My reading this year is different.  The occasional bursts of modernity of the novel, coupled with the original characters and events, create a world that is much darker and deeper than the one created on screen.  It is a satisfying alternate world, one that I am enjoying for its own sake while contrasting it with the Disney-esque film version I continue to love.  I am amazed that, while reading, I am not picturing Juliette Binoche or Johnny Depp.  I am able to read Chocolat as if it were a paralell universe to the film.  Roux is able to have red hair and vacillate in his interest between Joséphine Muscat and Vianne.  Vianne’s relationship to her mother is much more complex in the book, in that there is a real disconnect between her mother’s frantic globe-trotting and Vianne’s anxious, or alternatively detached, view of that life.  Shed of myth-making and exquisite costumes, there is a real sadness that tempers Vianne’s vivacity as little by little the details of her life with her mother are revealed.  There is no handsome, educated father or loving grandparents in her family history as in the movie.  Her father is as unknown as Anouk’s.  There was only ever Vianne and her unstable mother, their peripatetic life underlining the true distance that existed between them, which makes her desperate connection to Anouk all that more passionate and fragile.  Vianne’s relationship with the town and even with Roux, although full of kindness and a wistful hope for connection, are much more indeterminate.  There is no way of knowing whether Vianne will stay or go, and that ambiguity fits the novel perfectly but is totally not Hollywood.  I can see why the film morphed the way it did into something with a happy ending, but it’s not necessay or even desirable in the novel.
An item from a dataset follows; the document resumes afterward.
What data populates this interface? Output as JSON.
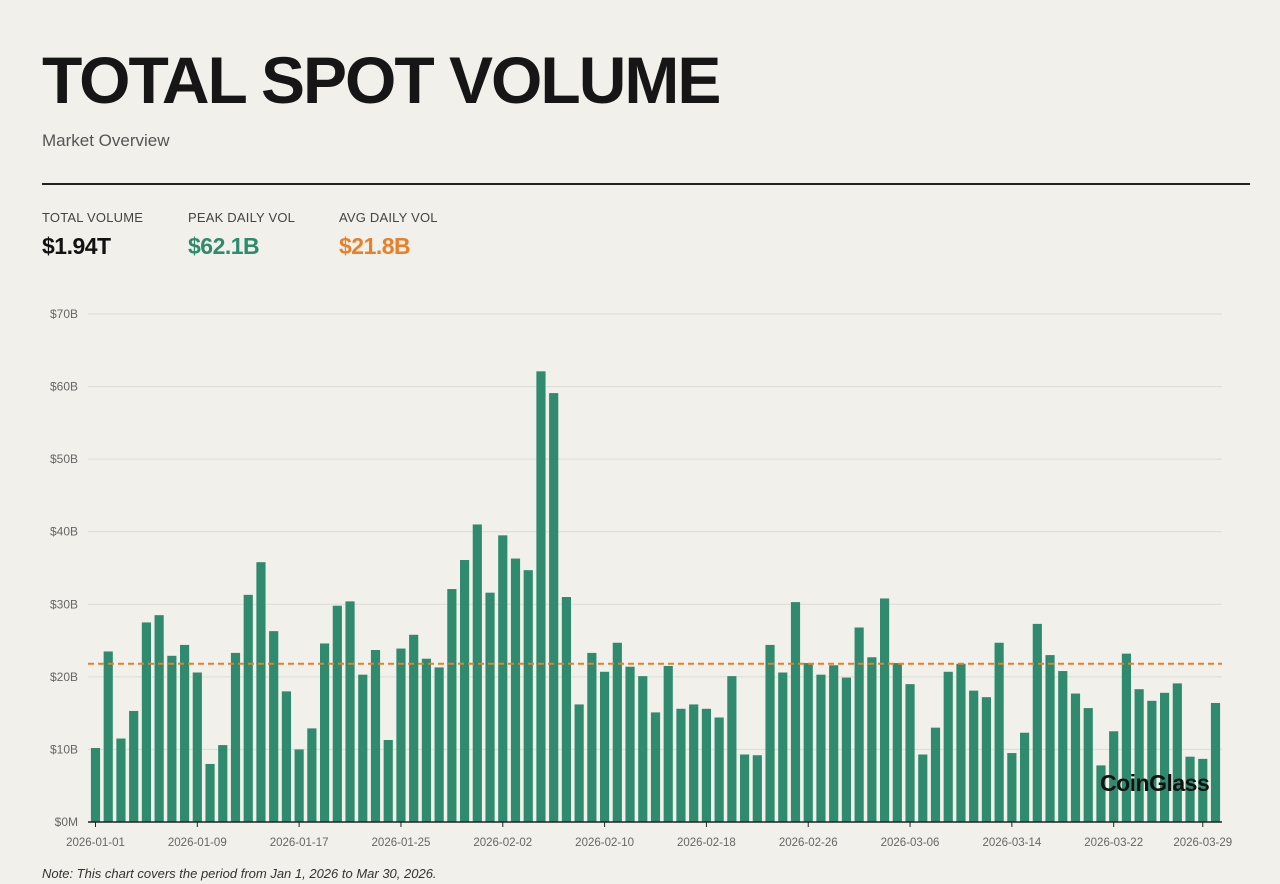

Joanne Harris has a lovely site where she’s written her own content, including the backgrounds for her novels along with plot summaries, and her page on Chocolat includes her thoughts about the movie adaptation.  She writes, “it is immensely enjoyable – if the book has a message, then it is that enjoyment matters – and although readers may feel that the film occasionally lacks edge, I think it more than makes up for it in simple charm” (Harris Chocolat).  It was fun to read that she too liked the blend of the Mayan backstory with the nostalgic French 50s setting in the film, finding the interiors and rural setting “stunning” and pointing out that you can almost “smell the chocolate” whenever Juliette Binoche in her bright frock whips more cream into a sensuous bowl full of dark chocolate.  As films go, Harris admits that the adaptation is more milk chocolate than dark, but I have to agree with her that either way, both are delicious.